|Jung, S -|
|Bowers, S -|
|Willard, S -|
Submitted to: Journal of Animal and Veterinary Advances
Publication Type: Peer Reviewed Journal
Publication Acceptance Date: April 22, 2009
Publication Date: September 1, 2009
Citation: Jung, S.Y., Bowers, S.D., Willard, S.T. 2009. Simulated Microgravity Influences Bovine Oocyte In Vitro Fertilization and Preimplantation Embryo Development. Journal of Animal and Veterinary Advances 8(9):1807-1814. Interpretive Summary: Bovine embryo culture in the laboratory is sometimes difficult, and efforts are being made to try and evaluate alternate environments to improve embryo fertilization rates and the culture environment for improved embryo production. Given the nature of the uterine environment, we chose to evaluate whether a simulated microgravity environment may be more suitable for embryo culture and developmental processes. In contrast, our results indicated that simulated microgravity environments in fact have a negative impact on bovine in vitro fertilization and pre-implantation embryo development. Therefore, alternate environments should be pursued regarding novel embryo culture systems, although the current results raises interesting questions concerning why microgravity-like environments may be deleterious to fertilization events and embryo development in general.

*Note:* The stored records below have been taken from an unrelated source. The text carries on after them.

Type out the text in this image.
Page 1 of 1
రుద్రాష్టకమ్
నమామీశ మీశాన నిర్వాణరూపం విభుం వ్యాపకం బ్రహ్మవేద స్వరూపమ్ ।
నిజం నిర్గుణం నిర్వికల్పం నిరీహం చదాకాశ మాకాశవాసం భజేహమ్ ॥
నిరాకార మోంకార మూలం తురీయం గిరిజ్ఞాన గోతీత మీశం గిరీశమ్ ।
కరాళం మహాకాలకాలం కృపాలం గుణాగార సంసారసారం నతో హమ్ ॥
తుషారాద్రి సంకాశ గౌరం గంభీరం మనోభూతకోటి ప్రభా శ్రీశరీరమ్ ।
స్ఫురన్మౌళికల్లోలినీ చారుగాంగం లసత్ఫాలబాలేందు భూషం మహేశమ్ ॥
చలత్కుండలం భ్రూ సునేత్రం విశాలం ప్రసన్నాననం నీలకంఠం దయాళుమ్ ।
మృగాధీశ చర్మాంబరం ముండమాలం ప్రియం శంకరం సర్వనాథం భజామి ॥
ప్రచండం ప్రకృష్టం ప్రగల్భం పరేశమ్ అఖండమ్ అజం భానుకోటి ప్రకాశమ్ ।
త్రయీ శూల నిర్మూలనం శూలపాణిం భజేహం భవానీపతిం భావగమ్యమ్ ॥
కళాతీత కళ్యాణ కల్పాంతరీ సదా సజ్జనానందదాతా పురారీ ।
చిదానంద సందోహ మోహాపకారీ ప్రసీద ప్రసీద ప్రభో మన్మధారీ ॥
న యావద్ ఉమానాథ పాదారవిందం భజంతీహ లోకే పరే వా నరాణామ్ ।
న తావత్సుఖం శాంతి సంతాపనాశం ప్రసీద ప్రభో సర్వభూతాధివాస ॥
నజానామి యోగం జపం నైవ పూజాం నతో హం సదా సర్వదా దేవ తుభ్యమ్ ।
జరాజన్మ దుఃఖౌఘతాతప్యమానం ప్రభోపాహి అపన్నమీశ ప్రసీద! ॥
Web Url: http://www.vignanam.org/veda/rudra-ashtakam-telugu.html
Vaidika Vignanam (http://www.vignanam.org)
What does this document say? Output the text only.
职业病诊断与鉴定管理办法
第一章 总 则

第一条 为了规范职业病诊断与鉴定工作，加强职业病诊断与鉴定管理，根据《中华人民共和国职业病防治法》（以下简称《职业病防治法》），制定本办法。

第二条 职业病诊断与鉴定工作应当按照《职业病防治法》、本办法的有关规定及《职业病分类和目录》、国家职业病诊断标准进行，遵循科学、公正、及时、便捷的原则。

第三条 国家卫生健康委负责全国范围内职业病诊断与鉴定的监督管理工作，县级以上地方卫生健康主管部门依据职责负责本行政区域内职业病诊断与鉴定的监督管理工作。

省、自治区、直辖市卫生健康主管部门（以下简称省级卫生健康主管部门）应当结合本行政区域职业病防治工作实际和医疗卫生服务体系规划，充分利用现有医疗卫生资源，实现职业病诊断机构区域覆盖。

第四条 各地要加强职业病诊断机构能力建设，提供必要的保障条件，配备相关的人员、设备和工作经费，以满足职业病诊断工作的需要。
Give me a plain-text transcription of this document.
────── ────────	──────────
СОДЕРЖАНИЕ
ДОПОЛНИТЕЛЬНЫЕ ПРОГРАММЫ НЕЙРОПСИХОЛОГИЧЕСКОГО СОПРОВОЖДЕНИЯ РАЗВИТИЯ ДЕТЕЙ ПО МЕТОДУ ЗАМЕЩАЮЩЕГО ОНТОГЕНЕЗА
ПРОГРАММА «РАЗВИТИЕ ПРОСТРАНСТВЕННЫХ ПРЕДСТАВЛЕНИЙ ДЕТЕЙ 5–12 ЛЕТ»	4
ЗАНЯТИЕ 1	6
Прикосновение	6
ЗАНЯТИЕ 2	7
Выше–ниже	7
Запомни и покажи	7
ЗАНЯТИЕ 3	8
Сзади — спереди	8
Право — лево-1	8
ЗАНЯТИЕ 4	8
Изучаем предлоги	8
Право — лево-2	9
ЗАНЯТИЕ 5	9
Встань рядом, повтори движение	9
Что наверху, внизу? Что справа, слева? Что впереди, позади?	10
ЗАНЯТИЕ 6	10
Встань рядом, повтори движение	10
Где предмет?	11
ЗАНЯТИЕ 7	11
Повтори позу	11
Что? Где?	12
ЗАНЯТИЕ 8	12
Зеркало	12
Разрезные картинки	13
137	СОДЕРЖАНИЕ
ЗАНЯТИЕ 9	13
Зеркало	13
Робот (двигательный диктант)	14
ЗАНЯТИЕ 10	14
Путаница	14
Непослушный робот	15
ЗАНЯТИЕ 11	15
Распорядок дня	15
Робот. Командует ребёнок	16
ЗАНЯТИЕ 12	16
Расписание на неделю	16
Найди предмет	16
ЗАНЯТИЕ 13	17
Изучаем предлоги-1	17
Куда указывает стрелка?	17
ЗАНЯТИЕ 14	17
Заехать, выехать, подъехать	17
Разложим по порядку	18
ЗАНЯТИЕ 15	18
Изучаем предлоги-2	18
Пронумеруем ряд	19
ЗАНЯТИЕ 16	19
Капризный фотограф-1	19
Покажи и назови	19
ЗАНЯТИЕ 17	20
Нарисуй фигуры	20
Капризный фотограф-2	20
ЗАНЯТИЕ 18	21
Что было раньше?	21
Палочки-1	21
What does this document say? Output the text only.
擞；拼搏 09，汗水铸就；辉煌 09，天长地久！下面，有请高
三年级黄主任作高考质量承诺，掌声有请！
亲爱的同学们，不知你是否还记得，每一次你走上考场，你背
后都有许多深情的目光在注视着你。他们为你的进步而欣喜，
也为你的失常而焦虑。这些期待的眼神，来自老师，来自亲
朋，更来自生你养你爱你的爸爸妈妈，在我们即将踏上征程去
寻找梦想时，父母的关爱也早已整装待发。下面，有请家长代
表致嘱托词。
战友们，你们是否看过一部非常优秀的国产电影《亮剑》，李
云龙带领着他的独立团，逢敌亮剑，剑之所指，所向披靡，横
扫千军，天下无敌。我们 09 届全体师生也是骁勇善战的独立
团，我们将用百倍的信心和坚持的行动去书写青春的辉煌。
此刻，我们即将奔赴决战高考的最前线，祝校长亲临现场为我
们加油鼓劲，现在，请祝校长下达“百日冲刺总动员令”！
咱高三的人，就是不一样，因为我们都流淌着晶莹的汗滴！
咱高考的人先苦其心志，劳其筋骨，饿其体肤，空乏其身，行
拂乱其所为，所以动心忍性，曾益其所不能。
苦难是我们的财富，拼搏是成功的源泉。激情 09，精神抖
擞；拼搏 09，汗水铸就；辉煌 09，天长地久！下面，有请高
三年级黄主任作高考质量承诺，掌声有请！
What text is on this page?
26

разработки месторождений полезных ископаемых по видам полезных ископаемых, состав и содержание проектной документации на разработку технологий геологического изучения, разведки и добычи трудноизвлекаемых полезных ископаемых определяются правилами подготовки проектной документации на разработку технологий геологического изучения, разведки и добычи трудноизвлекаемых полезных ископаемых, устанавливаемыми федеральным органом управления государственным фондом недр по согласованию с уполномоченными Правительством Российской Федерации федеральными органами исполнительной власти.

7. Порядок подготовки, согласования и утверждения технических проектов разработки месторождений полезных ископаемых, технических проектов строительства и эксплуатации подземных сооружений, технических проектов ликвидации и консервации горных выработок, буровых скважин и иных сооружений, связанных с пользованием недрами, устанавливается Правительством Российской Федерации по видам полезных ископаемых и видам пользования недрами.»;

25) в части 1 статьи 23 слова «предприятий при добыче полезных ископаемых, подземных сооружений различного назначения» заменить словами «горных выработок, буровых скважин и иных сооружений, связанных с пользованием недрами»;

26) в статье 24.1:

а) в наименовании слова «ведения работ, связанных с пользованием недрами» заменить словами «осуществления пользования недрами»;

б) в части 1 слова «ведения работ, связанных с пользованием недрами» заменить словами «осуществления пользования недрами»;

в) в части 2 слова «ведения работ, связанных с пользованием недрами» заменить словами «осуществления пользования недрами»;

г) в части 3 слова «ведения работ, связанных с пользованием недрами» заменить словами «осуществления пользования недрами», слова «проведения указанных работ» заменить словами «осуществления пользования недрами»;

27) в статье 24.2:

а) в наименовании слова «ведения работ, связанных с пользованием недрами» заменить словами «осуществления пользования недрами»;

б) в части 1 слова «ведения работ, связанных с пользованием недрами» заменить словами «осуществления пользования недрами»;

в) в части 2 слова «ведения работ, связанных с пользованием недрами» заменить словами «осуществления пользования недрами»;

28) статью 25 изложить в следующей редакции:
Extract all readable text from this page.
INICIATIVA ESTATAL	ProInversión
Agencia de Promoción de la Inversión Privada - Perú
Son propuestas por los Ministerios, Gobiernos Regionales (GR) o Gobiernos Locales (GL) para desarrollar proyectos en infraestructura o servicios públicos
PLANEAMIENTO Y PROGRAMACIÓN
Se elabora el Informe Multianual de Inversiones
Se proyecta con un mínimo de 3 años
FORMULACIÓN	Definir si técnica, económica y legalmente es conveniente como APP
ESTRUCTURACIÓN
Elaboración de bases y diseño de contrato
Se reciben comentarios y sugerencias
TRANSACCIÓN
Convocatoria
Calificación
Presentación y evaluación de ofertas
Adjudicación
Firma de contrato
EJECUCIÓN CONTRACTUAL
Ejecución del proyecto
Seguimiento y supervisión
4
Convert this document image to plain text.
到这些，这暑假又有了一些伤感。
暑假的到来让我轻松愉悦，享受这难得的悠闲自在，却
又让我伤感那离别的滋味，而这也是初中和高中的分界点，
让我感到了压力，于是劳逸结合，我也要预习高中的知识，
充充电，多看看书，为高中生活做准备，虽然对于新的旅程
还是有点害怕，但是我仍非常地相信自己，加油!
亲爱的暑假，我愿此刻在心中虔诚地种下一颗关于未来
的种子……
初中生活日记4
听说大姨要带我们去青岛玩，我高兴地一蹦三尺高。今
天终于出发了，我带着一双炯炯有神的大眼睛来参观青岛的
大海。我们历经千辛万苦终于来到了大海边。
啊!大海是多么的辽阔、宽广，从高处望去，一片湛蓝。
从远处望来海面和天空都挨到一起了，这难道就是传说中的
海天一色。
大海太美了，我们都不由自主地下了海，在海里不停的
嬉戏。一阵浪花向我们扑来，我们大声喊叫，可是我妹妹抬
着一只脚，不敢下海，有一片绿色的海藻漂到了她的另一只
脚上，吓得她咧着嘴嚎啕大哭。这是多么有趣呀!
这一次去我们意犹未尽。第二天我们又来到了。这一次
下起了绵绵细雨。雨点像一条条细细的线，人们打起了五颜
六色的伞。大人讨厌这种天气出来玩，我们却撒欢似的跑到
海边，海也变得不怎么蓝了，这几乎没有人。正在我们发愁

Technical Abstract: The aim of this study was to investigate whether in vitro fertilization and preimplantation embryos exposed to a simulated microgravity environment in vitro would improve, or be deleterious to, their fertilization and embryonic development. A Rotating Cell Culture System™ (RCCS) bioreactor with a High Aspect Ratio Vessel (HARV) was used to simulate a microgravity environment. In vitro fertilization (IVF) and culture (IVC) were conducted in standard microdrop culture method conditions (Control) and simulated microgravity conditions; HARV rotated at 34 rpm (High Speed) and at 3.7 rpm (Low Speed) on a horizontal axis. Embryonic development rates were determined during IVF (Experiment 1), during IVC at presumptive zygote stage (Experiment 2), and IVC at 2-8 cell stages of embryo development (Experiment 3). For IVF studies (Experiment 1), 77.3% of bovine oocytes were fertilized in the Control group; however, bovine oocytes and sperm fertilization did not occur in High and Low Speed Groups. Moreover, none of the presumptive zygotes (Experiment 2) and 2-8 cell stage embryos (Experiment 3) cultured in High and Low Speed Groups were able to develop to the further stages. These results indicate that simulated microgravity environments have a negative impact on bovine in vitro fertilization and preimplantation embryo development.